Conflit entre coépouses à N’Djamena : le mari sur la sellette

Un conflit entre coépouses à N’Djamena met en cause le mari, accusé de favoritisme. L'affaire, marquée par des tensions et des révélations, est renvoyée à une audience ultérieure.

Partager
Conflit entre coépouses à N’Djamena : le mari sur la sellette

Par Temandang Gontran

Une audience particulièrement mouvementée s'est déroulée au Tribunal de Grande Instance (TGI) de N’Djamena le 24 avril 2026. Au cœur du litige : une plainte déposée par une épouse contre sa coépouse pour menaces de mort. La plaignante affirme avoir été intimidée par sa rivale à l'aide d'une arme à feu.

Le témoignage du chef de famille

Face à la gravité des faits et à l'impasse du conflit conjugal, le juge a ordonné la comparution du mari. Ce dernier, en sa qualité de chef de famille, a tenté de se justifier à la barre :
« La première épouse exige la répudiation de la seconde, mais elles disposent des mêmes droits. Celle qui conteste cette situation doit le déclarer officiellement devant le tribunal.
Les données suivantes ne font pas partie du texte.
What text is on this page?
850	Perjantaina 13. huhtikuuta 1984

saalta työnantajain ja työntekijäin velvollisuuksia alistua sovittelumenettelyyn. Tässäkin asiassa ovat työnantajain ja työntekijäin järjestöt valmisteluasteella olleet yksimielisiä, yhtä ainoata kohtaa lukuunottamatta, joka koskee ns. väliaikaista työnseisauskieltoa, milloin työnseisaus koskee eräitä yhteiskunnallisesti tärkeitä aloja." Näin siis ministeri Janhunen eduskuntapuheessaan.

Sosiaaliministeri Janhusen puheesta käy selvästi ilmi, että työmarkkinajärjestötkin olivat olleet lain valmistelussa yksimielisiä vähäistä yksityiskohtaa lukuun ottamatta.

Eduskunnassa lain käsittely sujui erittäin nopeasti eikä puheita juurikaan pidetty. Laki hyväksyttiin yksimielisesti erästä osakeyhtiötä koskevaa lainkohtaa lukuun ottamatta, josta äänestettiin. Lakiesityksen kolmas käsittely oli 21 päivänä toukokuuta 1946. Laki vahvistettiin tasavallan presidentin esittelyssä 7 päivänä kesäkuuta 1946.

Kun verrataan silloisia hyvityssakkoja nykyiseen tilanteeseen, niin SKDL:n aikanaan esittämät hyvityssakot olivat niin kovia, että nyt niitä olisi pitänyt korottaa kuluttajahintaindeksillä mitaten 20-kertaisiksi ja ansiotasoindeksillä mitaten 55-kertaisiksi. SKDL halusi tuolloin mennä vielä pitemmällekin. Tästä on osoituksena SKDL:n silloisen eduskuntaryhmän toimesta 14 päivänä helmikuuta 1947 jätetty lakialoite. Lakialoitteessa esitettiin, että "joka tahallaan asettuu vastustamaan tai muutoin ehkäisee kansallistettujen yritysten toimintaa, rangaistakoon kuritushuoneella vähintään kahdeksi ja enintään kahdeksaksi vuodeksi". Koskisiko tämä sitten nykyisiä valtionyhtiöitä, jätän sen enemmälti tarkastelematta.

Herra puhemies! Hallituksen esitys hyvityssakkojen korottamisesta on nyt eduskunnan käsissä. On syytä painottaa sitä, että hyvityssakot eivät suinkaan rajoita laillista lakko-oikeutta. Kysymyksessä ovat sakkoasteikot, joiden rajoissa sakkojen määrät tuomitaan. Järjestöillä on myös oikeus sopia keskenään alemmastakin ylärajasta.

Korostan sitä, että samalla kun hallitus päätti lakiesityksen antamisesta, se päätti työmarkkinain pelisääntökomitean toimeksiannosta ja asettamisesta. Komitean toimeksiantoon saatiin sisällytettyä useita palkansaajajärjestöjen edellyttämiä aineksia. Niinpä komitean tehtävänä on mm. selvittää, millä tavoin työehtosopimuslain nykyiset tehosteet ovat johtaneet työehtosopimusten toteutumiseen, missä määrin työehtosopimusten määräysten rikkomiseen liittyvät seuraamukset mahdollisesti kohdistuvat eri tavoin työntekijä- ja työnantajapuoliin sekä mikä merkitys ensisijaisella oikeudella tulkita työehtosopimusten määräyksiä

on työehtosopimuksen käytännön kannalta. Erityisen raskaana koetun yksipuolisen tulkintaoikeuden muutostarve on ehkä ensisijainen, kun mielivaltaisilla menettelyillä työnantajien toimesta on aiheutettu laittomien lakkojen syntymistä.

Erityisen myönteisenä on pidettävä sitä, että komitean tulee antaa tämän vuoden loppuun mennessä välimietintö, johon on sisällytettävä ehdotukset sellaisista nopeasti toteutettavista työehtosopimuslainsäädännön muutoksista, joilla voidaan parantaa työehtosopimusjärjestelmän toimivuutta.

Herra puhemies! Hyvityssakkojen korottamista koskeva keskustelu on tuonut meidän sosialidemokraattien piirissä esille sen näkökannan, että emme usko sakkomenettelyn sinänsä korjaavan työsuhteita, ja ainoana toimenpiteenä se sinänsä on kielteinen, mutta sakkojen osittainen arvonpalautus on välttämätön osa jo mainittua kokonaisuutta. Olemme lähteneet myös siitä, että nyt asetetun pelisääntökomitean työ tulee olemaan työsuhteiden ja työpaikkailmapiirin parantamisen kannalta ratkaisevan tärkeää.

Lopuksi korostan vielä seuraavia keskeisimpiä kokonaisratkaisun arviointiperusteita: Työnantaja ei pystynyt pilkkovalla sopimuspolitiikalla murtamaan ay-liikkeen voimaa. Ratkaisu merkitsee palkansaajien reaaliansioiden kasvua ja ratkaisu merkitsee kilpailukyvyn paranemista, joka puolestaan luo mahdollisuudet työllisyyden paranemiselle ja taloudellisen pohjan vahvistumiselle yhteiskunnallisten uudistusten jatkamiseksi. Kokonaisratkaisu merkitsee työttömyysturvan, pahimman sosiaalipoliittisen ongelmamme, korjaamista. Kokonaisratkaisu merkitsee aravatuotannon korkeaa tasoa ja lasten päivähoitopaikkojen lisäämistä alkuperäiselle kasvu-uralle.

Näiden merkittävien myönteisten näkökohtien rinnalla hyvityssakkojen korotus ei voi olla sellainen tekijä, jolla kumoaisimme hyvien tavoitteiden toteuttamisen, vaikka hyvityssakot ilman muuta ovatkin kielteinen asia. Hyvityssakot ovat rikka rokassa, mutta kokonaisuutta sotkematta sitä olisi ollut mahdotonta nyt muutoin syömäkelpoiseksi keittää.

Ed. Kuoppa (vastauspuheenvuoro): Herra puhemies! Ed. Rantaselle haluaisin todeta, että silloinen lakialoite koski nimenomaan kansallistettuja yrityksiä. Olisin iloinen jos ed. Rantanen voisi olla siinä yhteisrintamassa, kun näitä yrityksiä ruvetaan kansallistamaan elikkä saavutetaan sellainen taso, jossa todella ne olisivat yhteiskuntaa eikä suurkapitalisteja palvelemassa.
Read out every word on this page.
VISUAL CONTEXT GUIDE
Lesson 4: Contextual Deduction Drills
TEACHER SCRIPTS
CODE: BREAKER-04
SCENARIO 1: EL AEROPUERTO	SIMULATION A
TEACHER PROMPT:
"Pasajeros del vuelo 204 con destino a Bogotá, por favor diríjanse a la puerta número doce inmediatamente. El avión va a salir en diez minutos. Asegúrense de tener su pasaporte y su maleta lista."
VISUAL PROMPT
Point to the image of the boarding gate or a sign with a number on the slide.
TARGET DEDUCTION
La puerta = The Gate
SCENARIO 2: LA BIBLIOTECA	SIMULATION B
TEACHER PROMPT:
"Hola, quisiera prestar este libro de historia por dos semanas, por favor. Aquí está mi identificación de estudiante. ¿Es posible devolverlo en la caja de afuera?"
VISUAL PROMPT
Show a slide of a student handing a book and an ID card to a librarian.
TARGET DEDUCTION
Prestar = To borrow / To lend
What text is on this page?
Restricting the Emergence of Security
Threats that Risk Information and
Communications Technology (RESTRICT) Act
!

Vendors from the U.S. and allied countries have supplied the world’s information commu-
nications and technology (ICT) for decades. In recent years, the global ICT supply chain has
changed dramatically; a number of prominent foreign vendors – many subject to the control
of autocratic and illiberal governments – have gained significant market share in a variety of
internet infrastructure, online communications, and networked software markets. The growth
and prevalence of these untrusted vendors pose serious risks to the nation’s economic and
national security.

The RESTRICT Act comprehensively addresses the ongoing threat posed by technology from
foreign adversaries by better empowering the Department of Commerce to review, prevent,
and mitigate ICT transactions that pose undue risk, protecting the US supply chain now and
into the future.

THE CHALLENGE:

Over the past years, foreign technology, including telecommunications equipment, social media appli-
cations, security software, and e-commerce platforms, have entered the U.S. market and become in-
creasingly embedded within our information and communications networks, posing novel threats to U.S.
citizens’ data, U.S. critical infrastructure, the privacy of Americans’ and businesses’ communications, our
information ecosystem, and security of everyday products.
Il n’y a aucune préférence, elles sont tenues de cohabiter en bonne intelligence, car les deux ont chacune des enfants. »
L'époux a expliqué avoir pris des mesures de séparation de corps de fait en installant chaque épouse dans un domicile distinct. Cependant, la plaignante aurait quitté son foyer avant d'y revenir, alléguant un traitement de faveur dont bénéficierait la seconde épouse.

La rupture du devoir conjugal

Un moment de tension a basculé dans l'hilarité générale lorsque la plaignante a révélé que son époux s'était abstenu de tout rapprochement intime pendant près d'un an. Cette défaillance dans l'accomplissement du devoir conjugal a provoqué un fou rire collectif dans la salle d'audience, partagé par les magistrats eux-mêmes.

Toutefois, la présidente de l'audience a rapidement rappelé le mari à ses obligations légales, soulignant sa responsabilité civile et morale. Elle a rappelé qu’en régime de polygamie, l'époux est tenu à une stricte égalité de traitement entre ses conjointes.

L’échange a pris une tournure acerbe lorsque l'avocat de la partie civile a tenté de plaider la cause de sa cliente. Le mari a répliqué avec véhémence :
« Je partage le lit de ma femme, l'avocat dort ailleurs ; il n'a pas son mot à dire sur ce qui se passe dans ma chambre. »
Cette repartie a de nouveau déclenché les rires du public.

L'homme a conclu en révélant l'existence d'une troisième épouse, affirmant sans détour que si l'entente n'était pas possible, le divorce ou le départ des contestataires serait la seule issue. L'affaire a été renvoyée à l'audience prochaine.